In the Marine Corps, discipline came naturally. In caregiving, it nearly broke me.
Transitioning from the Marine Corps to civilian life wasn’t easy, but I entered a field where many of the same skills were needed.
Discipline and adherence to rules were crucial. This transition was smooth, and by the time I retired, that part of me was deeply ingrained in who I am.
Additionally, I’ve always been an organized person.
However, in 2022, I took on an entirely new role: caregiving.
Wow, the rules had all been rewritten. I was definitely out of my comfort zone.
I was used to things being done in a specific way and within a set timeframe. That approach didn’t work here.
At first, it felt like trying to march without any rhythm. It was a bit tough until I found my groove.
One of the hardest lessons for me to accept was that things don’t always follow a strict schedule. Events happen, and you adapt. Just because you’re in the middle of something doesn’t mean you have to drop everything and fix it right away.
This was the toughest lesson for me — I don’t like leaving things unfinished.
I remember watching a movie with my mom several times in a row, the afternoon light filtering through the curtains as we settled into the familiar, worn cushions of her couch.
Meanwhile, the dishes, laundry, and cleaning weren’t getting done. This went against everything I am made of. It’s hard for me to leave things unfinished.
But I will always treasure the time I spent with my mom. I can do the dishes later — they’re not going anywhere.
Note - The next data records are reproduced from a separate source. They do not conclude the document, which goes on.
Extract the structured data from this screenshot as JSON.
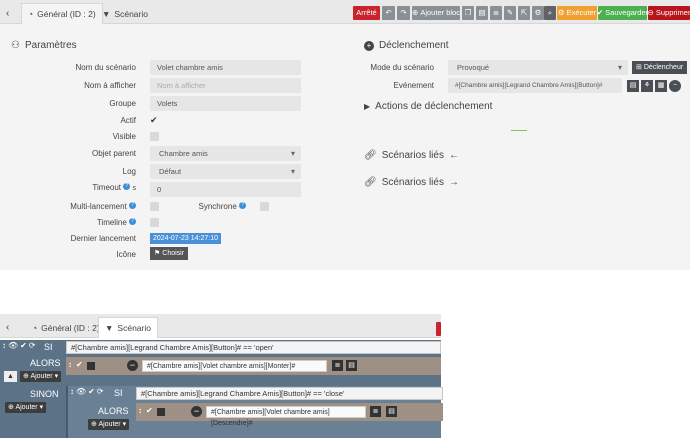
{
  "top": {
    "tabs": [
      {
        "label": "Général (ID : 2)"
      },
      {
        "label": "Scénario"
      }
    ],
    "toolbar": {
      "state": "Arrêté",
      "add_block": "Ajouter bloc",
      "execute": "Exécuter",
      "save": "Sauvegarder",
      "delete": "Supprimer"
    },
    "params": {
      "title": "Paramètres",
      "name_label": "Nom du scénario",
      "name_value": "Volet chambre amis",
      "display_label": "Nom à afficher",
      "display_placeholder": "Nom à afficher",
      "group_label": "Groupe",
      "group_value": "Volets",
      "active_label": "Actif",
      "visible_label": "Visible",
      "parent_label": "Objet parent",
      "parent_value": "Chambre amis",
      "log_label": "Log",
      "log_value": "Défaut",
      "timeout_label": "Timeout",
      "timeout_unit": "s",
      "timeout_value": "0",
      "multi_label": "Multi-lancement",
      "sync_label": "Synchrone",
      "timeline_label": "Timeline",
      "last_run_label": "Dernier lancement",
      "last_run_value": "2024-07-23 14:27:10",
      "icon_label": "Icône",
      "choose_label": "Choisir"
    },
    "trigger": {
      "title": "Déclenchement",
      "mode_label": "Mode du scénario",
      "mode_value": "Provoqué",
      "trigger_button": "Déclencheur",
      "event_label": "Evénement",
      "event_value": "#[Chambre amis][Legrand Chambre Amis][Button]#",
      "actions_title": "Actions de déclenchement",
      "linked_in": "Scénarios liés",
      "linked_out": "Scénarios liés"
    }
  },
  "bottom": {
    "tabs": [
      {
        "label": "Général (ID : 2)"
      },
      {
        "label": "Scénario"
      }
    ],
    "si_label": "SI",
    "alors_label": "ALORS",
    "sinon_label": "SINON",
    "add_label": "Ajouter",
    "condition1": "#[Chambre amis][Legrand Chambre Amis][Button]# == 'open'",
    "action1": "#[Chambre amis][Volet chambre amis][Monter]#",
    "condition2": "#[Chambre amis][Legrand Chambre Amis][Button]# == 'close'",
    "action2": "#[Chambre amis][Volet chambre amis][Descendre]#"
  }
}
I don’t even remember which movie we watched. What I do remember is the sound of her laughter.
That’s what caregiving has taught me: to live in the moment and enjoy what you’re doing.
Life is short, and too often we overlook the small things — a story from a parent, a few minutes with family, a glance at the world beyond our narrow view.
The most meaningful moments are often the simplest: time spent with your parents, learning about their lives, and slowing down enough to see the big picture instead of just a small part of it.
Although you might think discipline and compassion are opposites, they are not.
One gives you the strength to push through when things get tough. Compassion offers the perspective needed to understand what truly matters. Together, they are the two rails I walk on.
The Marine in me still values order, but the caregiver in me has learned that love doesn’t follow a schedule.